Questions fréquentes
Gemma 4 est-il gratuit pour un usage commercial ?
Oui. La licence Apache 2.0 autorise l'usage commercial sans royalties et sans seuil d'utilisateurs, contrairement aux Gemma Terms of Use des versions précédentes. L'accès via l'API Google AI Studio est également gratuit, sans offre payante disponible pour Gemma à ce jour, contrairement à l'API Gemini. Seule l'infrastructure d'auto-hébergement ou d'hébergement géré via Vertex AI, si vous la choisissez, reste à votre charge, facturée au calcul standard.
Quelle taille de Gemma 4 choisir pour commencer ?
Pour un premier test, le modèle 12B offre le meilleur rapport entre qualité et matériel nécessaire : il tient en 4 bits sur une carte grand public autour de 8 Go de VRAM et dépasse déjà le modèle phare de Gemma 3. Monter vers 26B ou 31B ne se justifie que si les résultats du 12B ne suffisent pas sur des cas réels.
Gemma tourne-t-il sur un Mac ?
Oui, les tags MLX d'Ollama sont optimisés pour Apple Silicon et évitent l'émulation générique. Les modèles E2B et E4B tournent confortablement sur un Mac récent avec 16 Go de RAM unifiée, et le 12B reste accessible sur une configuration correcte grâce à la mémoire unifiée du GPU intégré.

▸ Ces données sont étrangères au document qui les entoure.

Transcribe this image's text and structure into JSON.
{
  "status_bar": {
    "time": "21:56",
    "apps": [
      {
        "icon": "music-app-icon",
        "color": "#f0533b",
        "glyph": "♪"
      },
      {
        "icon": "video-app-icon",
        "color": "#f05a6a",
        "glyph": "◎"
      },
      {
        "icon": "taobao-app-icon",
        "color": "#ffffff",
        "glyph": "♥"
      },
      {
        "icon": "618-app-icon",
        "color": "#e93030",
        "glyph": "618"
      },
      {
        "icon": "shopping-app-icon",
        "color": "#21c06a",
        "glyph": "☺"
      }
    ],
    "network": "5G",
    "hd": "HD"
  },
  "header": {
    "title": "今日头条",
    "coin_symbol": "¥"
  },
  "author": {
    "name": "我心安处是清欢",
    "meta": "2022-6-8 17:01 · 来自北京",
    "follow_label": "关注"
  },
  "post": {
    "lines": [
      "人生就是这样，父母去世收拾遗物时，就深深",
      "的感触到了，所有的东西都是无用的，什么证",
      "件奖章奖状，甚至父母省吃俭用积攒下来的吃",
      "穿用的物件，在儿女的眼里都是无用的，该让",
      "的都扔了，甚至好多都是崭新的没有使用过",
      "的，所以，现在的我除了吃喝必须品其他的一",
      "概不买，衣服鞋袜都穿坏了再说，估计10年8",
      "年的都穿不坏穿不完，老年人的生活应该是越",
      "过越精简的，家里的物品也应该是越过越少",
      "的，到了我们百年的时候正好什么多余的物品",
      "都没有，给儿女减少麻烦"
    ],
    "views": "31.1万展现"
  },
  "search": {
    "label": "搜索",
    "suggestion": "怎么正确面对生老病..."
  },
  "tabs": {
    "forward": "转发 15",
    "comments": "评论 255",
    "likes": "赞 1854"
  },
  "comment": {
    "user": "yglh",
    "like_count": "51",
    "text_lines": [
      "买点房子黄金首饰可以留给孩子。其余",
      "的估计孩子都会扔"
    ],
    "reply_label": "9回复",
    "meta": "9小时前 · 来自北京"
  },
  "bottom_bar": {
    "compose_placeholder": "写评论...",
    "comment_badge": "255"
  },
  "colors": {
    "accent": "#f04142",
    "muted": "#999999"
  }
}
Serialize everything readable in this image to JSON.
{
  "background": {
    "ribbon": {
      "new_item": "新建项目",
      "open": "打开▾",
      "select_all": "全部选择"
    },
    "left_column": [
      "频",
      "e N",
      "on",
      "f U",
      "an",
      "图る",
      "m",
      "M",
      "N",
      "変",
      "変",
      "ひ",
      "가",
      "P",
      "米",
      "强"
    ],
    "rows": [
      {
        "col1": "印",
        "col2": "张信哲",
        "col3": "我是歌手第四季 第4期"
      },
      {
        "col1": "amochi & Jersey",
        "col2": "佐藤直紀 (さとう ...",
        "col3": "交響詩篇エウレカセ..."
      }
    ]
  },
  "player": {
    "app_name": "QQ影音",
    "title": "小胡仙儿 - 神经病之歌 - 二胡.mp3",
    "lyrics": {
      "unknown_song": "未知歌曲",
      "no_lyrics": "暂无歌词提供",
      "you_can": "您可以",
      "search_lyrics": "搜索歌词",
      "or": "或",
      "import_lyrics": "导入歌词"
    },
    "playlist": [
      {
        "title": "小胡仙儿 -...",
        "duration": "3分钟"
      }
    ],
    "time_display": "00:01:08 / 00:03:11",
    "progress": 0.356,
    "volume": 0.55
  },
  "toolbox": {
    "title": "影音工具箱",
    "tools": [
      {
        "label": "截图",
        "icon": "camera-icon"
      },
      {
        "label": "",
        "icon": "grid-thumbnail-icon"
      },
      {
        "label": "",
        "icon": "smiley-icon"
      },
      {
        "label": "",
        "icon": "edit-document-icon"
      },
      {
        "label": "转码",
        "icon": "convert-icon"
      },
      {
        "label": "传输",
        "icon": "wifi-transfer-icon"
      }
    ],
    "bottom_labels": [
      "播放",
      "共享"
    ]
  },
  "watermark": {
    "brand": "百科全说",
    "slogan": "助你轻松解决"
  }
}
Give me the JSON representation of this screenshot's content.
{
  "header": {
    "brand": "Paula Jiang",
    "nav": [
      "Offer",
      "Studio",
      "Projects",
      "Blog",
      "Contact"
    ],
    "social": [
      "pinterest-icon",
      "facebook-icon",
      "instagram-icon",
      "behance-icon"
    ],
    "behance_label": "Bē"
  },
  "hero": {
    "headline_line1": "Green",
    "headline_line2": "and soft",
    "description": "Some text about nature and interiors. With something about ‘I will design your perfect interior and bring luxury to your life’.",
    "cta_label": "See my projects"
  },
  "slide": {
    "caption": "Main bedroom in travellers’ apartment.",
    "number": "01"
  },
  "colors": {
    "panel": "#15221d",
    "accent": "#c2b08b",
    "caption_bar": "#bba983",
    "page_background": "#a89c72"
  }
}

Pour du texte seul, un Mac Mini M4 suffit déjà à tester les tailles E2B et E4B avant d'investir dans une carte GPU dédiée.
Gemma auto-hébergé respecte-t-il le RGPD ?
Un modèle open-weight déployé sur votre propre infrastructure ou chez un hébergeur européen ne transmet aucune donnée à Google pendant l'inférence : c'est un fichier de poids exécuté localement. La question du transfert hors UE ne se pose que si vous appelez l'API hébergée par Google, pas en auto-hébergement.
Faut-il choisir Gemma ou Mistral pour un projet en France ?
Auto-hébergés en France, les deux respectent le RGPD de la même façon techniquement. Mistral garde un avantage quand l'origine française de l'éditeur compte dans la discussion avec un DPO. Gemma 4 devient pertinent quand la gratuité de l'API pour le prototypage ou le gain de performance par taille de modèle pèsent plus lourd que cet argument.